Mała konsola i tyle potrafi
Posiadanie broni, która potrafi zasysać oraz dmuchać może być problematyczne w niektórych etapach ze względu na fizykę wszelkiego rodzaju obiektów. Nie wiem w jaki sposób poradzili sobie z tym programiści, ale wyszło świetnie.
Nie tylko wszelkiego rodzaju ruch obiektów wygląda imponująco (zwłaszcza po odblokowaniu pewnej mechaniki Poltergeista), ale również gra świateł prezentuje się rewelacyjnie. Co najmniej jakby ktoś wrzucił do ► Nintendo Switch małą wersję RTXa i załączył Ray-Tracing 😉
Oprawa audio stoi na równie wysokim poziomie i wpasowuje się idealnie do tego, co dzieje się na ekranie. Bardzo dobrze buduje klimat i mimo, że elementy horroru są tu podane w sposób żartobliwy to czasami można odczuć dreszczyk grozy.
Project Ghost
Na koniec recenzji Luigi’s Mansion 3 mały, ale całkiem przyjemny dodatek, czyli Luigi’s Party oraz Scarescraper. Pierwszy z nich to zespół minigierek, które potrafią być całkiem przyjemne, ale raczej w większym gronie i to z dodatkiem trochę mocniejszych napojów. Ewentualnie, żeby zająć czymś gromadkę dzieci – o ile oczywiście posiadamy odpowiednią ilość kontrolerów. Minigry polegają albo na strzelaniu z armat albo na łapaniu duchów, czyli bardzo prosto i dynamicznie.

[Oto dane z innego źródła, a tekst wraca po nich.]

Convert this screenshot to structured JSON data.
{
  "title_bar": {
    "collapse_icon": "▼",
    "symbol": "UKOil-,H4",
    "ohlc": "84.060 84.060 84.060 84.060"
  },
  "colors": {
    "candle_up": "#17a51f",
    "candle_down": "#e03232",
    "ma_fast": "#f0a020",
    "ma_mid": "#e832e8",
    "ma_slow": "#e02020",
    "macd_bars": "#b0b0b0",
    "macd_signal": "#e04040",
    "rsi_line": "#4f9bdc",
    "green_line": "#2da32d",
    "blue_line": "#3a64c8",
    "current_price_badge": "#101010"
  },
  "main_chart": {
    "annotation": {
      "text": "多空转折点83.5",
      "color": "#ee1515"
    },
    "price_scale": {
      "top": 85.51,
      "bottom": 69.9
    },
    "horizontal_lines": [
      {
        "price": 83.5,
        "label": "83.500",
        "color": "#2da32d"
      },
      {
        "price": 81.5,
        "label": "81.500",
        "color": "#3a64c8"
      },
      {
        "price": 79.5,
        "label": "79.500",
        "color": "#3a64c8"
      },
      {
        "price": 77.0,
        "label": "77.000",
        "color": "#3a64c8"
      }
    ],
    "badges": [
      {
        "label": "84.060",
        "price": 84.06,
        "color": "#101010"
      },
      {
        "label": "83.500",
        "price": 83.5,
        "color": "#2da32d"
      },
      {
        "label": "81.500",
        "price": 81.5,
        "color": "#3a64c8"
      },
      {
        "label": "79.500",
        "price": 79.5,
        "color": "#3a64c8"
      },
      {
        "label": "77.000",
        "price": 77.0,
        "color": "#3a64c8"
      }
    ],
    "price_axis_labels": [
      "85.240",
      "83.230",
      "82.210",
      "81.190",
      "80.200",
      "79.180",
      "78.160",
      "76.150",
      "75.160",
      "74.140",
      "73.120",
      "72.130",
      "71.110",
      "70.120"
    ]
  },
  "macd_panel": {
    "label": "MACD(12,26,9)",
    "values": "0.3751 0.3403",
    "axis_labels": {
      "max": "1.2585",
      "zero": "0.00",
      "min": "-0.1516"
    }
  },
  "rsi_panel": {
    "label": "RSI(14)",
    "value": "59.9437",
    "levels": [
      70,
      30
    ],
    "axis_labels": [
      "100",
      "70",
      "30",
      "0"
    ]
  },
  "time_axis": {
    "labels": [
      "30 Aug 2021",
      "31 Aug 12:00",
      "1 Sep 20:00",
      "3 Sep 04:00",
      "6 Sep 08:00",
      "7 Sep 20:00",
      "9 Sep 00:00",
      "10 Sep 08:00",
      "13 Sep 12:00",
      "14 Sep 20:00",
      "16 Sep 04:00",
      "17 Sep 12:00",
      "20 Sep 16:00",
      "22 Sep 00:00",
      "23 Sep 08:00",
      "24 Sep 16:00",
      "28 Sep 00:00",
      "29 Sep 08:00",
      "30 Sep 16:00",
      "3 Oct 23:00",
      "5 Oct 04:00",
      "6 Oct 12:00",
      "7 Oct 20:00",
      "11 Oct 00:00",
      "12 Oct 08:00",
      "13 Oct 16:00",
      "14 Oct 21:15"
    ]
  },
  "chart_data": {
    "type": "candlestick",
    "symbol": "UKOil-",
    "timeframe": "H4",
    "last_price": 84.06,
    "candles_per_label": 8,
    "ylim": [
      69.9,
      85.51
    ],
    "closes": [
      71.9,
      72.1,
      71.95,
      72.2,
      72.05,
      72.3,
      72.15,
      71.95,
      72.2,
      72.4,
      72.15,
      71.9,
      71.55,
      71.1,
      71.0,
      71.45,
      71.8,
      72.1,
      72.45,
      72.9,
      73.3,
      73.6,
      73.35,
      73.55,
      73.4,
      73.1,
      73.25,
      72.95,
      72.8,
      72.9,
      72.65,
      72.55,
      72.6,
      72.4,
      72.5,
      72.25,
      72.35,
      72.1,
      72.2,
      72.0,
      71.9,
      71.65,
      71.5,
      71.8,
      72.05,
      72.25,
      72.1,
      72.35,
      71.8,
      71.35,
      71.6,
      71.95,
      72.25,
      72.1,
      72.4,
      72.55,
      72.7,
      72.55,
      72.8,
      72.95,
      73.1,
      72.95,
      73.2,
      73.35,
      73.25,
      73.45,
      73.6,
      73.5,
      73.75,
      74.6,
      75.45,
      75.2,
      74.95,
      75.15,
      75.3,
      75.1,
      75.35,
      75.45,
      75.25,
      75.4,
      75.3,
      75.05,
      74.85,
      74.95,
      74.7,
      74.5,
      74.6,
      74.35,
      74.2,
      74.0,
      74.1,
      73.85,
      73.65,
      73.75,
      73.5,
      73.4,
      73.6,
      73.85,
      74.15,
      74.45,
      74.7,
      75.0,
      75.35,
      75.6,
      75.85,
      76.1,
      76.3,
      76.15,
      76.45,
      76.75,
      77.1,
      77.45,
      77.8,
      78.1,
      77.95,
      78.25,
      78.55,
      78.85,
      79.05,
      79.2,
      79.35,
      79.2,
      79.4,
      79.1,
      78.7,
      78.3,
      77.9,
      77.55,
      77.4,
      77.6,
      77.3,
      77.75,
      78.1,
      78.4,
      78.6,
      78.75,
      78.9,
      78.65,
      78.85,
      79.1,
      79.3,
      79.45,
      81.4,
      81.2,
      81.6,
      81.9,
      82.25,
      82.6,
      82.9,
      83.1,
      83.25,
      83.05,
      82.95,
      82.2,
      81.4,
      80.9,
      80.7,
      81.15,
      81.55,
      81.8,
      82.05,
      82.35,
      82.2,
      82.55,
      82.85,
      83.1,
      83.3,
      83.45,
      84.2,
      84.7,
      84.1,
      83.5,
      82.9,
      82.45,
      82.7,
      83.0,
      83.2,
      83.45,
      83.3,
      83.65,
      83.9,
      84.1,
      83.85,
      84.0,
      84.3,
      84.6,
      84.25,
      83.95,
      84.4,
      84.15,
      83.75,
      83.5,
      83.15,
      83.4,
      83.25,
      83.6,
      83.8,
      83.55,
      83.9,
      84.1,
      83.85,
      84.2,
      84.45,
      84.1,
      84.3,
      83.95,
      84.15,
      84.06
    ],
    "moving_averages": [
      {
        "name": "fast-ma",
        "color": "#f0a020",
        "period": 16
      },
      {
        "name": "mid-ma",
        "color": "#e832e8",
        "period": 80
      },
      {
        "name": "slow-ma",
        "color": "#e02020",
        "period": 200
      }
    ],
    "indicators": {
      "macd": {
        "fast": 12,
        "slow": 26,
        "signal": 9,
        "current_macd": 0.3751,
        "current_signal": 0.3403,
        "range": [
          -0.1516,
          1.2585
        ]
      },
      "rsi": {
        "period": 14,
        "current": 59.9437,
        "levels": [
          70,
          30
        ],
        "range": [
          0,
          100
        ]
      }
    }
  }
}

Scarescraper to już nieco inny typ zabawy, bliżej mu do rogue-like’owej rozgrywki. Na początku definiujemy ile pięter będziemy chcieli pokonać (możemy też wybrać nieskończoność) i później wraz z towarzyszami ruszamy na łowy duchów. Każde kolejne piętro jest trudniejsze, ograniczone czasowo, a duchy różnią się nieco od tego, co znamy z kampanii. W trakcie tego trybu możemy także znaleźć kolejne elementy ekwipunku jak choćby gogle ujawniające niewidzialne obiekty.

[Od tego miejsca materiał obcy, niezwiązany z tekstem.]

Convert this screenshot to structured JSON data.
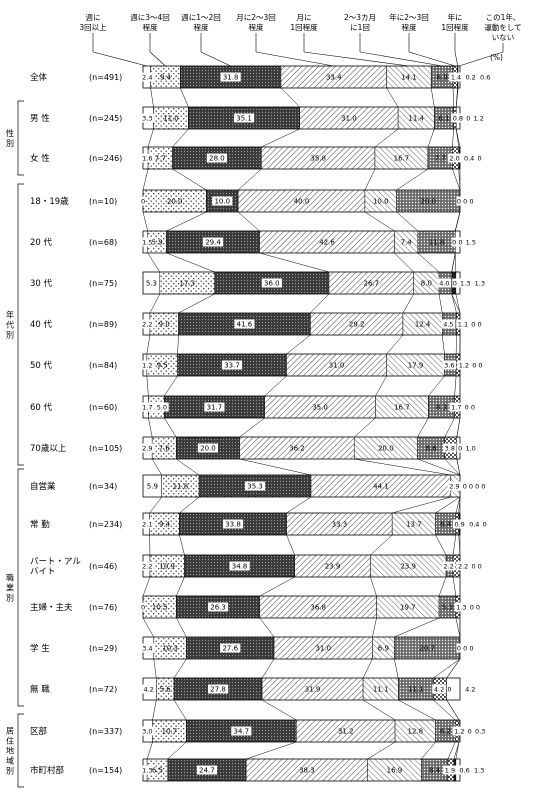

Strach się czegoś doczepić
Ta gra jest tak dobra, że jest problem z wytknięciem jakichś większych błędów, ale cóż by to była za recenzja Luigi’s Mansion 3, gdybym tylko się zachwycał? Pierwsze, co mi się nasuwa na myśl, to sterowanie. Naszą latarką i Poltergeistem możemy sterować w dowolnej osi, a do tego dochodzi bieganie samym bohaterem, więc na początku sprawia to nieco problemów. Nawet zaawansowanym graczom takim jak ja.

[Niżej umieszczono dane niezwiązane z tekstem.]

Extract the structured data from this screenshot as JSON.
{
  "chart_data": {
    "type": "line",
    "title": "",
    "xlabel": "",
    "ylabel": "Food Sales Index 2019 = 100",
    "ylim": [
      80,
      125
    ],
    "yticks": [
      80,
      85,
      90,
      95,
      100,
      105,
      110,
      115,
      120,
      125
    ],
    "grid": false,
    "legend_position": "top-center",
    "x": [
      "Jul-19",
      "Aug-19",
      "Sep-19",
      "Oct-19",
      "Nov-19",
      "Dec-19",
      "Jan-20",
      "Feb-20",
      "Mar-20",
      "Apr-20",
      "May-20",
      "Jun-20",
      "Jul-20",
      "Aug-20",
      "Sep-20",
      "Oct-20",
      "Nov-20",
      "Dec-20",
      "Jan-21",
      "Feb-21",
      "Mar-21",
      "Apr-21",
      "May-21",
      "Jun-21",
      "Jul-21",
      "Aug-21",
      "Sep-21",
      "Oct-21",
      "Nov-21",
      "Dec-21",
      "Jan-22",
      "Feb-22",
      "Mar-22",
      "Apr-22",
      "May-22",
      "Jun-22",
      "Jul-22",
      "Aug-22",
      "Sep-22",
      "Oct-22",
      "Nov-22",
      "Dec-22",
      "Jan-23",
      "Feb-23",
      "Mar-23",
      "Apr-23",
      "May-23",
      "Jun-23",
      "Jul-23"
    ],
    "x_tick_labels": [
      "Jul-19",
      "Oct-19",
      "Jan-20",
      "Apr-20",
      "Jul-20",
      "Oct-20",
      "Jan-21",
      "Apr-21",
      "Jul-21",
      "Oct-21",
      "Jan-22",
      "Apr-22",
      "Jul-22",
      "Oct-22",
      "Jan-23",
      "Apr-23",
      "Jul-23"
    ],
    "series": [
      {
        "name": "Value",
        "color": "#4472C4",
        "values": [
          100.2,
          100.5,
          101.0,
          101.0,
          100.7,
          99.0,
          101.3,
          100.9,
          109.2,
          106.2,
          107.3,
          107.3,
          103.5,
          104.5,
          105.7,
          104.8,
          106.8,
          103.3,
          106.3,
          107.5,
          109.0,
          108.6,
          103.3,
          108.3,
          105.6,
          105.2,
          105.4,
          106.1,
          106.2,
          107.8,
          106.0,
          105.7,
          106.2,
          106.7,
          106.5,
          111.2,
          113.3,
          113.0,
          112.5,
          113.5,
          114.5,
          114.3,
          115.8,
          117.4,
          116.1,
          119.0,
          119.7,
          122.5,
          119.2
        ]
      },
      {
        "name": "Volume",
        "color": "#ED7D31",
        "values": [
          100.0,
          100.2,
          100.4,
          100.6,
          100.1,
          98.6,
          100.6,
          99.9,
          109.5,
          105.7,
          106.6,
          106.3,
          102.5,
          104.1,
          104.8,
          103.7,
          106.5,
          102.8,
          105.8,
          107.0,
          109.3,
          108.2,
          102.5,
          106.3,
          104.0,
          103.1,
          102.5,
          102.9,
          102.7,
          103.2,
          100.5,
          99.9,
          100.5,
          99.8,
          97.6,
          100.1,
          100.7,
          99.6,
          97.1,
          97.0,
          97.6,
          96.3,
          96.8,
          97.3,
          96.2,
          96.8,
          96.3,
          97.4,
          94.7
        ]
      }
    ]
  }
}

Mógłbym się również doczepić niektórych znajdziek, bo jestem za głupi, żeby je odnaleźć. Jednak jestem przekonany, że gdyby było łatwiej to nie mielibyśmy tyle satysfakcji i motywacji do szukania kolejnych sekretów. Z resztą, zawsze możemy poprosić profesora o pomoc, ale moim zdaniem odejmuje to nieco przyjemności z poszukiwań.
Ostatnią rzeczą, jaka mnie zirytowała, był jeden z pościgów za wrednym kotem, który ukradł przycisk do windy. Wymusiło to na nas backtracking, czyli powrót do odwiedzonej już wcześniej lokacji i zdecydowanie nie było to przyjemne przeżycie. Na szczęście był to krótki etap i nijak się miał do backtrackingu z takiego np. ► Jedi Fallen Order.
Recenzja Luigi’s Mansion 3 – Podsumowanie
Dla mnie ta produkcja to jedna z najlepszych rzeczy, jakie spotkały mnie na Nintendo Switch. Tryb kooperacji w kampani, w którym faktycznie czuć zależność między graczami jest genialny. Przemawia za tym to, że przekonał do siebie kobietę, która na co dzień z grami ma niewiele wspólnego.
Uwaga, bonus: recenzja Luigi’s Mansion 3. Sorka, nie miałem już gdzie tego upchnąć, żeby wypozycjonować :P. Miłego dnia!
Cena gry:
- Nintendo eShop: 250 zł.
- Allegro: 200 zł.
- Klimat każdego etapu.
- Wszystko zrobione z jajem i humorem.
- Tryb kooperacji w kampanii.
- Oprawa audio-wizualna.
- Interesujące mechaniki przez całą rozgrywkę.
- Sterowanie wymaga przyzwyczajenia.